El mismo Alcalá se entregó a las autoridades colombianas, luego de haber estado por lo menos dos años transitando libremente por territorio colombiano (seguramente ocupado en la construcción y despliegue del plan armado contra el Gobierno Bolivariano), y fue extraditado de una manera curiosamente amistosa hacia Estados Unidos. Se supone que está bajo custodia en Nueva York, esperando un juicio federal en un caso por el que se acusa al presidente Nicolás Maduro de ser el cabecilla de un cartel de cocaína.
Alcalá fue acusado por el mismo presidente Iván Duque de ser “doble agente” del gobierno venezolano, al igual que a los cuatro venezolanos procesados en Colombia, que tenían como supuesto objetivo “desestabilizar al Estado colombiano”. Este falso positivo de falso presupuesto ha sido contradicho por los mismos involucrados en el caso judicial, y por mampuesto produce que todas las personas mencionadas en cuestión deslegitimen todo alegato de defensa por parte de quienes han intentado hacer controles de daños en torno a la Operación Gedeón.
RASTRO IMBORRABLE
Cuando Alcalá se enteró de que Estados Unidos lo incluyó en una lista de narcotraficantes buscados, decidió romper el silencio ante el medio colombiano W Radio, teniendo lugar el siguiente diálogo:
Alcalá: Yo estoy hablando con el gobierno colombiano, a través de la Dirección Nacional de Inteligencia, y me hice responsable ante ellos de esas armas [incautadas en La Guajira colombiana].

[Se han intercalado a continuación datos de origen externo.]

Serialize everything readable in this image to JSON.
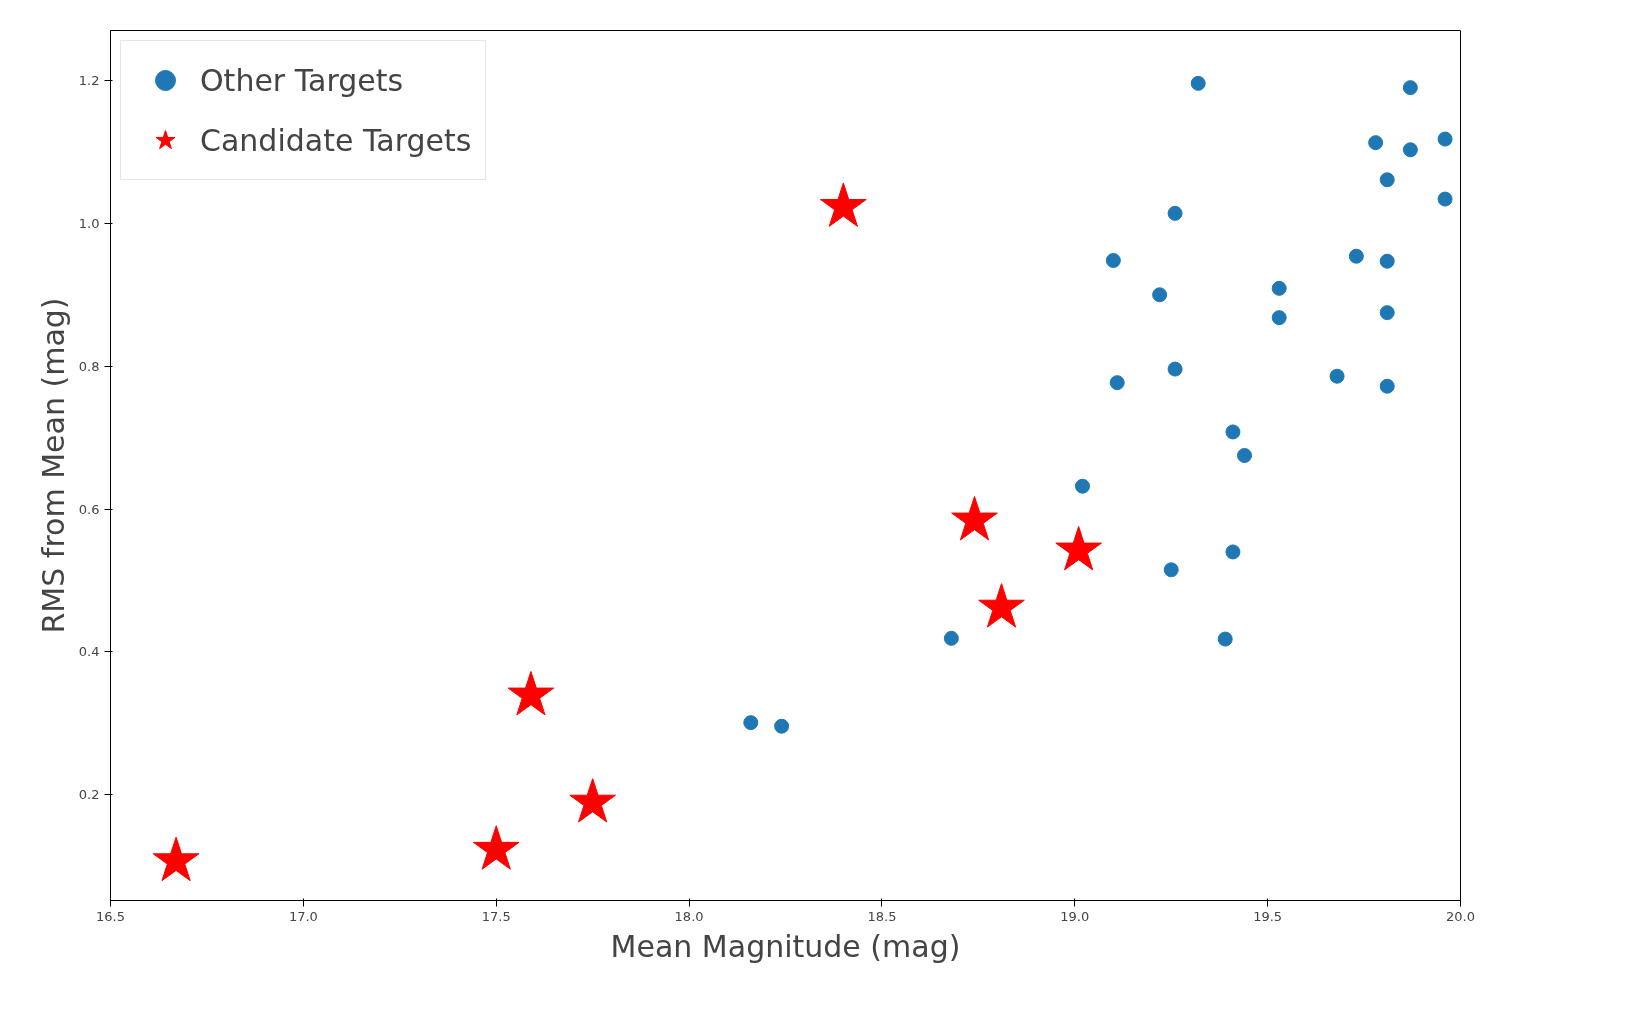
{
  "chart_data": {
    "type": "scatter",
    "xlabel": "Mean Magnitude (mag)",
    "ylabel": "RMS from Mean (mag)",
    "xlim": [
      16.5,
      20.0
    ],
    "ylim": [
      0.052,
      1.27
    ],
    "xticks": [
      16.5,
      {
        "value": 17,
        "label": "17.0"
      },
      17.5,
      {
        "value": 18,
        "label": "18.0"
      },
      18.5,
      {
        "value": 19,
        "label": "19.0"
      },
      19.5,
      {
        "value": 20,
        "label": "20.0"
      }
    ],
    "yticks": [
      0.2,
      0.4,
      0.6,
      0.8,
      {
        "value": 1,
        "label": "1.0"
      },
      1.2
    ],
    "grid": false,
    "legend": "top left",
    "series": [
      {
        "name": "Other Targets",
        "color": "#1f77b4",
        "marker": "circle",
        "x": [
          19.32,
          19.87,
          19.96,
          19.78,
          19.87,
          19.81,
          19.96,
          19.26,
          19.1,
          19.73,
          19.81,
          19.22,
          19.53,
          19.53,
          19.81,
          19.11,
          19.26,
          19.68,
          19.81,
          19.41,
          19.44,
          19.02,
          19.41,
          19.25,
          18.68,
          19.39,
          18.16,
          18.24
        ],
        "values": [
          1.196,
          1.19,
          1.118,
          1.113,
          1.103,
          1.061,
          1.034,
          1.014,
          0.948,
          0.954,
          0.947,
          0.9,
          0.909,
          0.868,
          0.875,
          0.777,
          0.796,
          0.786,
          0.772,
          0.708,
          0.675,
          0.632,
          0.54,
          0.515,
          0.419,
          0.418,
          0.301,
          0.296
        ]
      },
      {
        "name": "Candidate Targets",
        "color": "#ff0000",
        "marker": "star",
        "x": [
          18.4,
          18.74,
          19.01,
          18.81,
          17.59,
          17.75,
          17.5,
          16.67
        ],
        "values": [
          1.023,
          0.584,
          0.542,
          0.462,
          0.339,
          0.189,
          0.123,
          0.107
        ]
      }
    ]
  }
}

Periodista: ¿Eso quiere decir que alguna autoridad colombiana tenía conocimiento de lo que usted estaba haciendo con esas armas?
Alcalá: Por supuesto.
Teniendo en cuenta todo lo expuesto en esta nota, se puede aducir que el Estado colombiano ha servido no solo como un escenario ideal para la conspiración armada contra Venezuela sino que también aúpa con logística y conexiones no estatales como el narcotráfico y el mercado ilegal de armas y pasaportes todas las acciones destituyentes de Estados Unidos sobre la República Bolivariana.
La pregunta que sobresale es la siguiente: en vista de que se ha comprobado por distintos medios que tanto Iván Duque como Donald Trump estuvieron involucrados en un plan golpista contra un gobierno constituido legítimamente, ¿qué hace falta para una respuesta internacional? La hipocresía reina cuando está inmiscuida el fragor del dólar.
Por otro lado, Bogotá seguirá siendo un paraíso para la conspiración, ahora siendo el eje transversal desplazando a Miami y Madrid como epicentro de todo lo derivado al “plan Guaidó”, que devenido en caos político, corrupción y fracaso, aún sostiene la voluntad antichavista por encima de miramientos. Las reuniones de Leopoldo López, Carlos Vecchio, Julio Borges y Manuel Rosales con James Story en la capital colombiana no son solo una provocación sino una declaración de principios con Colombia fungiendo de lobby.
Lo que se genere en los distintos sitios de reunión de la clase dirigente antichavista en la sede Bogotá (casi) siempre tendrá repercusiones violentas y negativas para la paz y estabilidad tanto de Venezuela como de la misma Colombia y la región en general. A los hechos y la historia nos remitimos para concluirlo.